An Improved Single-Layer Smoothed Particle Hydrodynamics Model for Water–Soil Two-Phase Flow

Abstract

In coastal and offshore engineering, the intense water–soil motion poses significant challenges to the safety of buildings and structures. The smoothed particle hydrodynamics (SPH) method, as a mesh-free Lagrangian solver, has considerable advantages in the numerical resolution of such problems. SPH models for the water–soil two-phase flow can be categorized into the multilayer type and the single-layer type. Although the single-layer model envisions a simpler algorithm and higher computational efficiency, its accuracy, stability, and recovery of interfacial details are far from satisfactory.

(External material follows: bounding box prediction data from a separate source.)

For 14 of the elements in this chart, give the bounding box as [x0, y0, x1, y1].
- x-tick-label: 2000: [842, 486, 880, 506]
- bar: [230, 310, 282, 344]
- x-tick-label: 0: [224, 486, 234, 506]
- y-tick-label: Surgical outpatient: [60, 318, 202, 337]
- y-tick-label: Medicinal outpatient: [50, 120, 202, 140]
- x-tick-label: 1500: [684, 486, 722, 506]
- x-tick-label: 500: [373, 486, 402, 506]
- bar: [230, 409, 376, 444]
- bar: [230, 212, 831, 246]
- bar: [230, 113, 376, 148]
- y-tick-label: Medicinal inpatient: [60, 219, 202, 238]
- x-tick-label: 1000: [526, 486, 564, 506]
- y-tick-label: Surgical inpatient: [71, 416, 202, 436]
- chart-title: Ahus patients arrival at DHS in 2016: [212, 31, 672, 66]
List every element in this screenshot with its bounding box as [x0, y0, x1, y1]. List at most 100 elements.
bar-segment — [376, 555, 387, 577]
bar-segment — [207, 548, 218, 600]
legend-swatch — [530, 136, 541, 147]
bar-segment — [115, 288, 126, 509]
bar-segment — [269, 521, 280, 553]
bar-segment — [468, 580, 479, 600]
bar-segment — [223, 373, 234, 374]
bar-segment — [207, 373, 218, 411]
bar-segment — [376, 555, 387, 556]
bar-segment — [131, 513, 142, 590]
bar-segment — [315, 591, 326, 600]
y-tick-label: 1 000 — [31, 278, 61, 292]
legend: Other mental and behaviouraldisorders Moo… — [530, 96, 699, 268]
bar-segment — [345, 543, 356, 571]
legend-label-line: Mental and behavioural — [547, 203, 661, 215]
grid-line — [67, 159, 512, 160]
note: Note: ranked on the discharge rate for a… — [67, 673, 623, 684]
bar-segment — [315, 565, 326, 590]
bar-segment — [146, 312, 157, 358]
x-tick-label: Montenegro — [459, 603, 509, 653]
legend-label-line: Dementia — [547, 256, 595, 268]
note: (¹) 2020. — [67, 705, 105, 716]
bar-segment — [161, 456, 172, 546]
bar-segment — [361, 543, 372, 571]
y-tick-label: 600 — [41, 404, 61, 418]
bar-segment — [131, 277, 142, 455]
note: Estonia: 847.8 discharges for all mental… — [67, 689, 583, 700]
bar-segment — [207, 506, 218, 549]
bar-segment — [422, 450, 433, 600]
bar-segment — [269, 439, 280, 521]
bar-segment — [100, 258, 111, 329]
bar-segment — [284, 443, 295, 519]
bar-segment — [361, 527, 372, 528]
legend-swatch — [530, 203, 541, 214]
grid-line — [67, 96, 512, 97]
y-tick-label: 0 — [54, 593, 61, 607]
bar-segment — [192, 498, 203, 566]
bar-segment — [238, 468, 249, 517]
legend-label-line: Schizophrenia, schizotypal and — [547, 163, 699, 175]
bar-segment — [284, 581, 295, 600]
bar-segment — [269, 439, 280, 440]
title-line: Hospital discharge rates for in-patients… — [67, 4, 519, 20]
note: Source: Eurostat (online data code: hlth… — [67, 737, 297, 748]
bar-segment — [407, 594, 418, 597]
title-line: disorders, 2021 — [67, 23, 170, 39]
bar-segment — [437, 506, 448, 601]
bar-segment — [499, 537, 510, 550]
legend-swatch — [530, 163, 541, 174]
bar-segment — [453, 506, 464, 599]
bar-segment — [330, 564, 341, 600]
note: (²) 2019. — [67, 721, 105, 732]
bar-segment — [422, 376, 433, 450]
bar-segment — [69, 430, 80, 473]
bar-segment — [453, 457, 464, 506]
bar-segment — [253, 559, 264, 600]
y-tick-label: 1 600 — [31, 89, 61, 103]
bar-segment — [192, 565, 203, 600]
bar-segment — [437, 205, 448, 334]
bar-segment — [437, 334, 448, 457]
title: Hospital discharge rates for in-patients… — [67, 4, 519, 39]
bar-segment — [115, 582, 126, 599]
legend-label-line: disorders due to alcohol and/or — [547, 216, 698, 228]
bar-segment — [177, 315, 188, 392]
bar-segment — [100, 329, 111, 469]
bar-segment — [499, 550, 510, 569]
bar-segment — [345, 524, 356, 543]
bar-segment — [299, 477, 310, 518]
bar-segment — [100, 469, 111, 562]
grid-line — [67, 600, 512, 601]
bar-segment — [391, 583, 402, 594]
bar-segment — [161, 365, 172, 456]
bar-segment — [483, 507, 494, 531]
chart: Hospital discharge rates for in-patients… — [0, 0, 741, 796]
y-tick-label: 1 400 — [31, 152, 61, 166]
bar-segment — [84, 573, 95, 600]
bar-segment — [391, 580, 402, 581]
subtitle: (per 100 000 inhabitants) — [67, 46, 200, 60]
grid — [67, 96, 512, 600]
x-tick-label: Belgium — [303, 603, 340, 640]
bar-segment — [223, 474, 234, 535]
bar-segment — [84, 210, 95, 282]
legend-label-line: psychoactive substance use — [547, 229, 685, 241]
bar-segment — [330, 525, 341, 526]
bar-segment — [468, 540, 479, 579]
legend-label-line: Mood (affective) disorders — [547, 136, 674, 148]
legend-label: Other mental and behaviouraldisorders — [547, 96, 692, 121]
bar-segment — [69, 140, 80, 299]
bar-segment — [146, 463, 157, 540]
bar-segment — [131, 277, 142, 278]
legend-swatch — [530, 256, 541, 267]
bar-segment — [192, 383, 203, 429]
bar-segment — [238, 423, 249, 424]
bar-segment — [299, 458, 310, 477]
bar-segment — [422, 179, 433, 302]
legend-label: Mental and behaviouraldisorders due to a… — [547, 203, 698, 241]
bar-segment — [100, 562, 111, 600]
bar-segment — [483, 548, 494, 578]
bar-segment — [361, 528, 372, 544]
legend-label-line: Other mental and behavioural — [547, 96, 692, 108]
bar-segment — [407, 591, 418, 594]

In the present work, an improved single-layer model is established to alleviate these limitations. First, the soakage function, which takes effect near the phase interface, is introduced to characterize the two-phase coupling status. Additionally, the stress diffusion term and a modified density diffusion term applicable in density discontinuity scenario are introduced to ease the numerical oscillation. Finally, to remove the unphysical voids in the interfacial region, the particle shifting technique with special treatment tailored for free-surface particles is implemented. Validations of the proposed model are carried out by a number of numerical tests, including the erodible dam-break problem, the wall-jet scouring, the flushing case, and the water jet excavation. Appealing agreements with either experimental data or published numerical results have been achieved, which verifies the accuracy, stability, and robustness of the proposed model for water–soil two-phase flows.